Para a italiana Valentina Gori, o trabalho com pesquisadores de diferentes nacionalidades também facilita o intercâmbio de informações, o que, consequentemente, acelera a realização de novas descobertas. “Você sente que está no centro onde tudo acontece, fica sabendo rapidamente de qualquer avanço científico e consegue conversar e trocar informações com os melhores físicos do mundo. É muito estimulante”, argumenta.

A diversidade cultural do CERN é acompanhada por uma estrutura e horizontal, na qual os pesquisadores desenvolvem seus estudos de maneira independente, sem a pressão de um chefe direto.

“Diferentemente da universidade, onde você tem um professor e vários estudantes pesquisadores, a estrutura hierárquica aqui é bastante flexível.
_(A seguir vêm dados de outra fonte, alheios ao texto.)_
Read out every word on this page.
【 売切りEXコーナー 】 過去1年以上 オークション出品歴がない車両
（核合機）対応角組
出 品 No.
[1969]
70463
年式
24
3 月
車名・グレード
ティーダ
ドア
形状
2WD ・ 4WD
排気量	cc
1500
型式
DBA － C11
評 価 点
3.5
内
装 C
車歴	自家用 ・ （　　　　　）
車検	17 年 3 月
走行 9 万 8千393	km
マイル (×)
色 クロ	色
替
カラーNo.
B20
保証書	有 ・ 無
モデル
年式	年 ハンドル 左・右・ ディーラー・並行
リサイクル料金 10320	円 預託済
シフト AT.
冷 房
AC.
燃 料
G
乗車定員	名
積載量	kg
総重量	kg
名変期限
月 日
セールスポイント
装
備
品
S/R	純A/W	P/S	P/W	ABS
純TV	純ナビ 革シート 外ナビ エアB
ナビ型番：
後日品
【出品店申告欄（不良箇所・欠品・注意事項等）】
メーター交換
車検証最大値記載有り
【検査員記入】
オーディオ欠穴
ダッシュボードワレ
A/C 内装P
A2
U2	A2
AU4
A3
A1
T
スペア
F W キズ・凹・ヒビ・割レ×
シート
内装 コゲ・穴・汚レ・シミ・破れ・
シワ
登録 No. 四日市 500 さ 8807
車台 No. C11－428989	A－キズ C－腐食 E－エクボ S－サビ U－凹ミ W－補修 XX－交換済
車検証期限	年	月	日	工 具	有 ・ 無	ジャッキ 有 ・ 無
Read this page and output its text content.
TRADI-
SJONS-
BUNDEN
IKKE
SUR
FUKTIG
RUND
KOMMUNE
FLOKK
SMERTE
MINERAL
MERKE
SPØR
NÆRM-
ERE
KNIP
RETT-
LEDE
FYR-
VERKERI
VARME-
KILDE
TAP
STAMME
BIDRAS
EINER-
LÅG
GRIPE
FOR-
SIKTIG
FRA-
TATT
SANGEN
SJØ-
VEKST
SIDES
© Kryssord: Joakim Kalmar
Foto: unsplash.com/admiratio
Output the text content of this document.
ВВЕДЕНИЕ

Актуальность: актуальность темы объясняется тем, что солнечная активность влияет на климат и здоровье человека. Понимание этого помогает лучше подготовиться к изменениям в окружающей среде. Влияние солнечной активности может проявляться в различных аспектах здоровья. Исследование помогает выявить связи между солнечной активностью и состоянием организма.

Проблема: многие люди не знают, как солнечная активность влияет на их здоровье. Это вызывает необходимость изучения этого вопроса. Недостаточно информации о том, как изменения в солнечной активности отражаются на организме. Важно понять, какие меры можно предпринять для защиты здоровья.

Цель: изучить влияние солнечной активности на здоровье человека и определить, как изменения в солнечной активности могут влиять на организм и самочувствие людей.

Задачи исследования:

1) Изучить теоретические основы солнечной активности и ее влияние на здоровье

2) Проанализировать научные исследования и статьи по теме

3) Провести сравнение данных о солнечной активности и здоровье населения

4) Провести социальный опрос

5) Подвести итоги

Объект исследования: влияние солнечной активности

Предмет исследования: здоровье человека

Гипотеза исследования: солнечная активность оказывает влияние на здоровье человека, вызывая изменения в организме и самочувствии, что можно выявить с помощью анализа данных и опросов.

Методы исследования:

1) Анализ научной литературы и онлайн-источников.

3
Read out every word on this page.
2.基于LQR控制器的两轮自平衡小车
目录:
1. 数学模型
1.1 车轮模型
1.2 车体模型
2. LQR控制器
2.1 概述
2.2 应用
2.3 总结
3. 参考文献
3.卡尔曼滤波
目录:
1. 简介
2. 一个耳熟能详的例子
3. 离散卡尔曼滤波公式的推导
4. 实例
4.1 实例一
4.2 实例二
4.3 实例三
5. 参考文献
Mesmo os pesquisadores iniciantes ou intercambistas têm independência para conduzir seus trabalhos. Consideramos essa liberdade muito importante, porque ela que nos levará às ideias que depois serão testadas aqui”, afirma Wiedeman.

 

Equilíbrio entre gêneros

O CERN também tem buscado implementar uma série de medidas para incentivar a entrada de pesquisadoras no laboratório e, com isso, equilibrar o número de homens e mulheres em seu quadro de funcionários. De 1996 até 2012, o instituto conseguiu fazer no setor administrativo subisse de 18% para 51%.

Entre os físicos, o índice também tem crescido, mas ainda segue desproporcional. Em 2012, as pesquisadoras ainda representavam apenas 10% dos físicos no laboratório, número cinco vezes maior que o registrado em 1996.